The National Communications Commission will be tasked with enforcing the new executive order, the ministry announced, which could see fines from $1,500 up to $170,01 and further order to terminate services with mainland operators.

 

Newly-appointed NCC chair Yaw-Shyang Chen stated plans for a public hearing on 20 September, it was found.

 

The news comes just a day after Taipei accused Beijing of hacking government agencies and email accounts amid rising tensions between China and countries in the Five Eyes alliance with the United States.

 

"Chinese hacking groups have been infiltrating government agencies and their information service providers for a long time.

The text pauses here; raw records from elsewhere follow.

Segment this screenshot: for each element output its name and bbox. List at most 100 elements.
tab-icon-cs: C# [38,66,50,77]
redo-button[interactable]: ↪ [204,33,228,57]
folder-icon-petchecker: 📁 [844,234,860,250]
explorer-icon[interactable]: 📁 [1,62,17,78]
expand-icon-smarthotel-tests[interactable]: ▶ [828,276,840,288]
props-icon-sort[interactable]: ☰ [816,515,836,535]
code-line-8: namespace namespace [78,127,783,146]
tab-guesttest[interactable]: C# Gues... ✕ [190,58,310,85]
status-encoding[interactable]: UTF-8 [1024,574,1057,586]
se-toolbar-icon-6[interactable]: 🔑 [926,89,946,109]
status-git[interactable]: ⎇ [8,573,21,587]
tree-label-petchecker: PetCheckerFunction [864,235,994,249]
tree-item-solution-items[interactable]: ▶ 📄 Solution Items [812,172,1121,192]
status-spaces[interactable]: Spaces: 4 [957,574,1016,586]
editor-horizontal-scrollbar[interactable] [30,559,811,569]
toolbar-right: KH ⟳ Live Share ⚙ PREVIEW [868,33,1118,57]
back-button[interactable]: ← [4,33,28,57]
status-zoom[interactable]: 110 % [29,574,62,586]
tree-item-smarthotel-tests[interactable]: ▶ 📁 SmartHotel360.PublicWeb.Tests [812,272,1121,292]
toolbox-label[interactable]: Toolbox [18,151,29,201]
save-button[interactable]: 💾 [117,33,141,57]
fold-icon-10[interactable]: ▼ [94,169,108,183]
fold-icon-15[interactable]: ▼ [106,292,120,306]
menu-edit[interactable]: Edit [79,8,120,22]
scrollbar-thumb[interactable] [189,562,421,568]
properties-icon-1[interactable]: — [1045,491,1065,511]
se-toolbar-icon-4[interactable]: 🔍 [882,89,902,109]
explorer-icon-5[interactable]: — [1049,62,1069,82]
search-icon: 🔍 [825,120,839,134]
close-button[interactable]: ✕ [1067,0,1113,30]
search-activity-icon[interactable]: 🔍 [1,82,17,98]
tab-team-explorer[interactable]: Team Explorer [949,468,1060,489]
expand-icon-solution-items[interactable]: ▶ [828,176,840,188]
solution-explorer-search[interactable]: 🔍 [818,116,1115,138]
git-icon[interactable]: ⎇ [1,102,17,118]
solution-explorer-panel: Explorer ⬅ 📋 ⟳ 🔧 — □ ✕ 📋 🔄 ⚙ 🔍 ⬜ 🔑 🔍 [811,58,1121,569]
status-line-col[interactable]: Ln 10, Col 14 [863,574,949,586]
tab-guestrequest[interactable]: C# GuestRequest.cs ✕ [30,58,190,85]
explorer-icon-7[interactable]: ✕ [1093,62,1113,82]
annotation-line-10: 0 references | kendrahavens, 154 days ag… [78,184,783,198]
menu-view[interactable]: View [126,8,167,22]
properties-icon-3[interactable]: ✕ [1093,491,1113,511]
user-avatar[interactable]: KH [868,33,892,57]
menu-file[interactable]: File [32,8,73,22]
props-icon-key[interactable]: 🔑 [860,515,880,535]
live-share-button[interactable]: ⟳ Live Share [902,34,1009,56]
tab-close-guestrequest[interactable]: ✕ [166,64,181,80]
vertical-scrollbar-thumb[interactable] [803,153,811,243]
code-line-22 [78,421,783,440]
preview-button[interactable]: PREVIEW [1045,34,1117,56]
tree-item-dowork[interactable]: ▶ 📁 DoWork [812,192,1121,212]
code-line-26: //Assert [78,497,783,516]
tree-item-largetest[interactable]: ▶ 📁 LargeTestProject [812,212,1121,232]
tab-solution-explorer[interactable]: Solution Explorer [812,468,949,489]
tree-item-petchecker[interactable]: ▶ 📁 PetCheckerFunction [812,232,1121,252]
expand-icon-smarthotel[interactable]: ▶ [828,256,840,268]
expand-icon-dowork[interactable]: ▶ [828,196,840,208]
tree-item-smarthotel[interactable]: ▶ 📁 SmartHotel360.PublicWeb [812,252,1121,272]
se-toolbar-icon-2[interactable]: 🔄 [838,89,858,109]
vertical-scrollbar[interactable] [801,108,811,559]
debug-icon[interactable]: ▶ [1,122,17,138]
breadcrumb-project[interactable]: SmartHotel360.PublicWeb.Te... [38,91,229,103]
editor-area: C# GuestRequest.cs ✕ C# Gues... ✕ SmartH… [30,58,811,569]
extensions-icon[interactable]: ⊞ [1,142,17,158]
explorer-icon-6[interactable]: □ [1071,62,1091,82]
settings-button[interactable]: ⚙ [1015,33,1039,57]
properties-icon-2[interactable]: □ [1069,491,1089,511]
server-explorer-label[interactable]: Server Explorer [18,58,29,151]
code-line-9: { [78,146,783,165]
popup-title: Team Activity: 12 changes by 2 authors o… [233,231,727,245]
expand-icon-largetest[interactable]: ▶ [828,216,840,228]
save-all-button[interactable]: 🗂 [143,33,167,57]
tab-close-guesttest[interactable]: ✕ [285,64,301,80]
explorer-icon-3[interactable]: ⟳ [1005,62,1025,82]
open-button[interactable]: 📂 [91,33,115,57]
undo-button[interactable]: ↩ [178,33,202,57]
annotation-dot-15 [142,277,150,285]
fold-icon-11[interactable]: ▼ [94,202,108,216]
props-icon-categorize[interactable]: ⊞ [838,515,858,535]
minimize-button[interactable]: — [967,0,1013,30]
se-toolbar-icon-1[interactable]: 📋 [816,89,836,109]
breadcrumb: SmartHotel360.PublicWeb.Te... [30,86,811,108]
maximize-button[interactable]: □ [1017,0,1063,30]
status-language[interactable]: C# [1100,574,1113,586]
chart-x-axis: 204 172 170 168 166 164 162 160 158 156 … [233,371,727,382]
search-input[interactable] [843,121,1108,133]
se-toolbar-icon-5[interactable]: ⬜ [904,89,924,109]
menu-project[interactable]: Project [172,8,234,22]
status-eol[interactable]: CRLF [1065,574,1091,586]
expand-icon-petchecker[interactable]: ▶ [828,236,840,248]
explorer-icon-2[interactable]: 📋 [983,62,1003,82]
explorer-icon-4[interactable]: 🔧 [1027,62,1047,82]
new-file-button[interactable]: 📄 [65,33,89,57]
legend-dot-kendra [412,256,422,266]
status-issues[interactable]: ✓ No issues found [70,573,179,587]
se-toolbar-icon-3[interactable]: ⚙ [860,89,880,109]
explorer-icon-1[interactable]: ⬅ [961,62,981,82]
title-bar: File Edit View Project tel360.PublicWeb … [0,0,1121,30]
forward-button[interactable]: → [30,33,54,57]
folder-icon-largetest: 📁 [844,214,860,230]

They were aiming to acquire important government documents and data," Liu Chia-Zung, deputy director of the Taiwan Investgation Bureau's Cybersecurity Investigation Office said in a statement.

 

According to Liu, roughly 6,000 email accounts and ten government agencies were allegedly compromised by hackers in Beijing since 2018, stating that "some government data might have been leaked", Reuters reported on Wednesday.

 

The news follows Washington's extended trade ban against Huawei, ZTE and over 70 Chinese firms on an Entity List in May, restricting the companies from accessing US technologies and prompting Hsinchu-based Taiwan Semiconductor Manufacturing to halt shipments on processors for Huawei devices after the measures enter force in September.

 

Numerous mainland Chinese firms has been embroiled in the ongoing trade war with the US, including telecoms giants Huawei and ZTE as well as short video social media app TikTok, with US president Donald Trump threatening to ban the latter if a domestic tech firm fails to purchase the social media platform's US operations by 15 September.

 

The latest move against Tencent follows proposals from US president Donald Trump, who said he may hit the Chinese company with trade bans along with ecommerce behemoth Alibaba.